LOS ANGELES - The effect of California's welfare reform policies will be less punitive and capricious as a result of a settlement approved by the court yesterday in Nickols v. Saenz, a lawsuit filed by civil rights groups on behalf of poor women and children statewide. The lawsuit challenged the state's application of a "family cap" policy, called the Maximum Family Grant rule, to welfare families without giving them proper advance notice.
The lawsuit, filed by the Western Center on Law and Poverty, the American Civil Liberties Union of Southern California and the National Center for Youth Law, focused on the rights of parents and teens receiving welfare (now called CalWORKs), to fair warning about California's "Maximum Family Grant" (MFG) rule. This rule denies benefits to any baby born to a family that is already receiving welfare. It applies to adult parents who have a second child, but it also applies to teens who have their first child while living in a family on welfare.
The lawsuit challenged the state's failure to warn families about the implications of the MFG rule for teen parents. The facts of the individual plaintiffs' cases highlight the injustice of penalizing teen parents who had never heard of the MFG rule, by denying aid to their newborn babies. The plaintiffs in the lawsuit included four young parents struggling to finish high school, and to feed, clothe and house themselves and their babies, on as little as $305 per month.
"The stated purpose of the Maximum Family Grant rule was to influence welfare families to delay having more children," said Clare Pastore, staff attorney at the Western Center on Law and Poverty. "But without clear advance notice, the rule wasn't even consistent with its own dubious premise that poor families base childbearing decisions on welfare benefits -- it was simply punitive."
The settlement provides relief to young parents and their children currently suffering from the unfair effects of the MFG rule, by restoring benefits to their children. In the future, teens who have babies after receiving proper notice will still be subject to the MFG rule, but only until they become adult heads of households. The settlement also requires the state to improve its notices to families about the MFG rule, so that heads of families will understand and explain the impact of the rule on teens living at home.

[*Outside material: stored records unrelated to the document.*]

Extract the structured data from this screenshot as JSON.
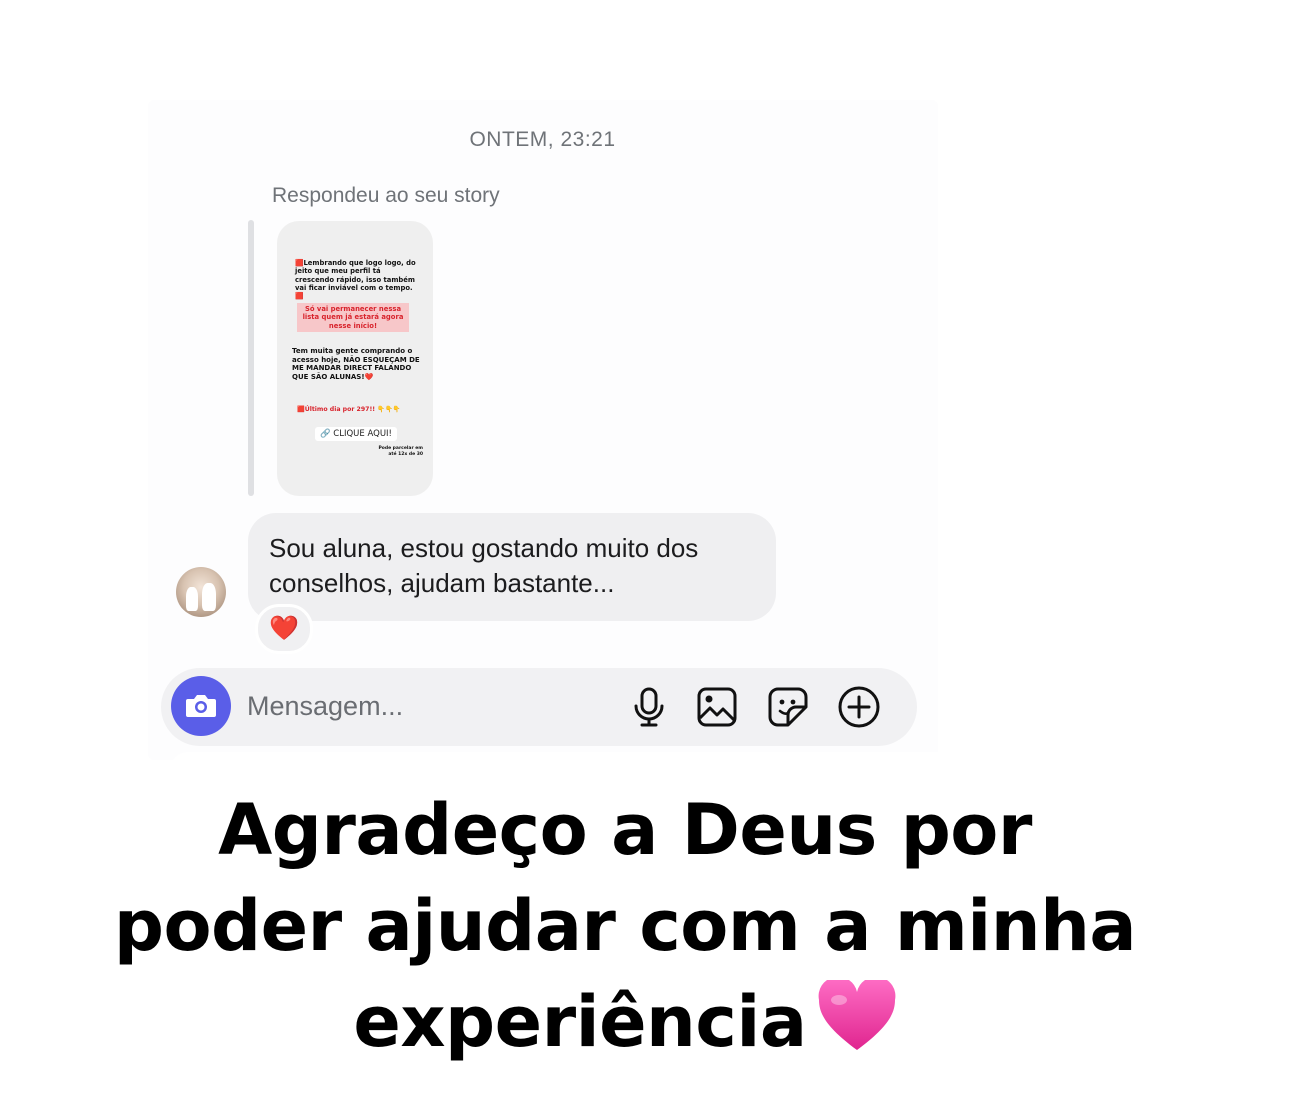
{
  "conversation": {
    "timestamp": "ONTEM, 23:21",
    "reply_label": "Respondeu ao seu story",
    "story": {
      "line1": "🟥Lembrando que logo logo, do jeito que meu perfil tá crescendo rápido, isso também vai ficar inviável com o tempo.🟥",
      "line2": "Só vai permanecer nessa lista quem já estará agora nesse início!",
      "line3": "Tem muita gente comprando o acesso hoje, NÃO ESQUEÇAM DE ME MANDAR DIRECT FALANDO QUE SÃO ALUNAS!❤️",
      "line4": "🟥Último dia por 297!! 👇👇👇",
      "link_icon": "🔗",
      "cta": "CLIQUE AQUI!",
      "footnote": "Pode parcelar em até 12x de 30"
    },
    "message_text": "Sou aluna, estou gostando muito dos conselhos, ajudam bastante...",
    "reaction": "❤️"
  },
  "composer": {
    "placeholder": "Mensagem...",
    "icons": [
      "camera-icon",
      "microphone-icon",
      "gallery-icon",
      "sticker-icon",
      "plus-icon"
    ],
    "accent": "#5a5ee8"
  },
  "caption": {
    "line1": "Agradeço a Deus por",
    "line2": "poder ajudar com a minha",
    "line3": "experiência",
    "heart_color": "#ec3ea8"
  }
}
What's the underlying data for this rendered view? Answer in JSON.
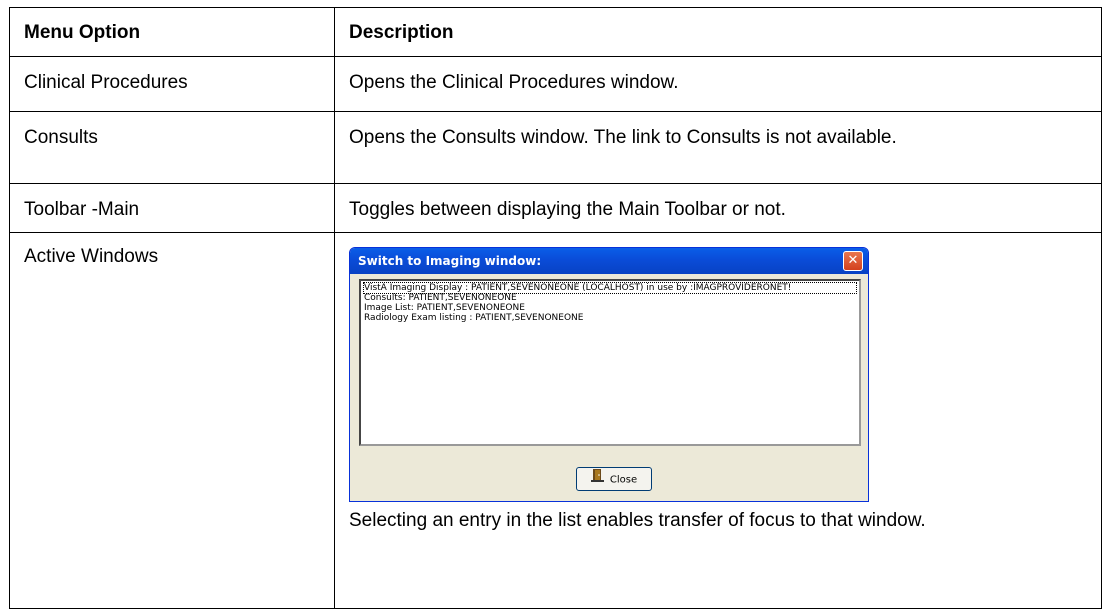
{
  "table": {
    "headers": [
      "Menu Option",
      "Description"
    ],
    "rows": [
      {
        "option": "Clinical Procedures",
        "description": "Opens the Clinical Procedures window."
      },
      {
        "option": "Consults",
        "description": "Opens the Consults window. The link to Consults is not available."
      },
      {
        "option": "Toolbar -Main",
        "description": "Toggles between displaying the Main Toolbar or not."
      },
      {
        "option": "Active Windows",
        "description": "Selecting an entry in the list enables transfer of focus to that window."
      }
    ]
  },
  "dialog": {
    "title": "Switch to Imaging window:",
    "close_icon": "close-icon",
    "items": [
      "VistA Imaging Display : PATIENT,SEVENONEONE (LOCALHOST) in use by :IMAGPROVIDERONET!",
      "Consults: PATIENT,SEVENONEONE",
      "Image List: PATIENT,SEVENONEONE",
      "Radiology Exam listing : PATIENT,SEVENONEONE"
    ],
    "close_button": "Close",
    "close_button_icon": "door-exit-icon",
    "colors": {
      "titlebar": "#0a4cd8",
      "body": "#ece9d8",
      "close": "#d3401e"
    }
  }
}
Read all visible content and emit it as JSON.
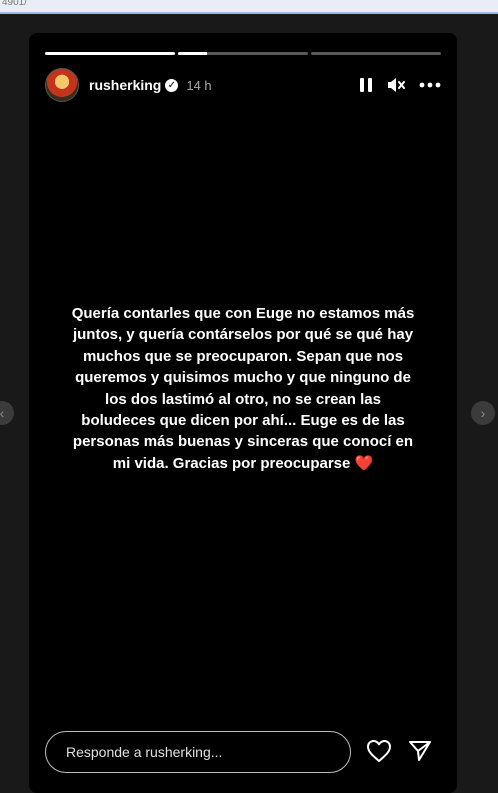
{
  "browser": {
    "url_fragment": "4901/"
  },
  "story": {
    "progress": [
      1.0,
      0.22,
      0.0
    ],
    "username": "rusherking",
    "time": "14 h",
    "message": "Quería contarles que con Euge no estamos más juntos, y quería contárselos por qué se qué hay muchos que se preocuparon. Sepan que nos queremos y quisimos mucho y que ninguno de los dos lastimó al otro, no se crean las boludeces que dicen por ahí... Euge es de las personas más buenas y sinceras que conocí en mi vida. Gracias por preocuparse",
    "heart": "❤️",
    "reply_placeholder": "Responde a rusherking...",
    "icons": [
      "verified-badge-icon",
      "pause-icon",
      "mute-icon",
      "more-icon",
      "heart-icon",
      "send-icon",
      "chevron-left-icon",
      "chevron-right-icon"
    ]
  }
}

"More than any other group in our society," said Rocio Cordoba, staff attorney at the ACLU of Southern California, "poor women and children live the results of other people's rhetoric and social experimentation based on unfounded stereotypes. They understand through hard, real-life experience how laws can be used unfairly to express society's hostility."
"This case involved serious issues of economic survival and basic human dignity," said martha Matthews, staff attorney at the ACLU of Southern California. As a result of the settlement, thousands of children will receive desperately needed aid, and families will have fair warning about the MFG rule in the future."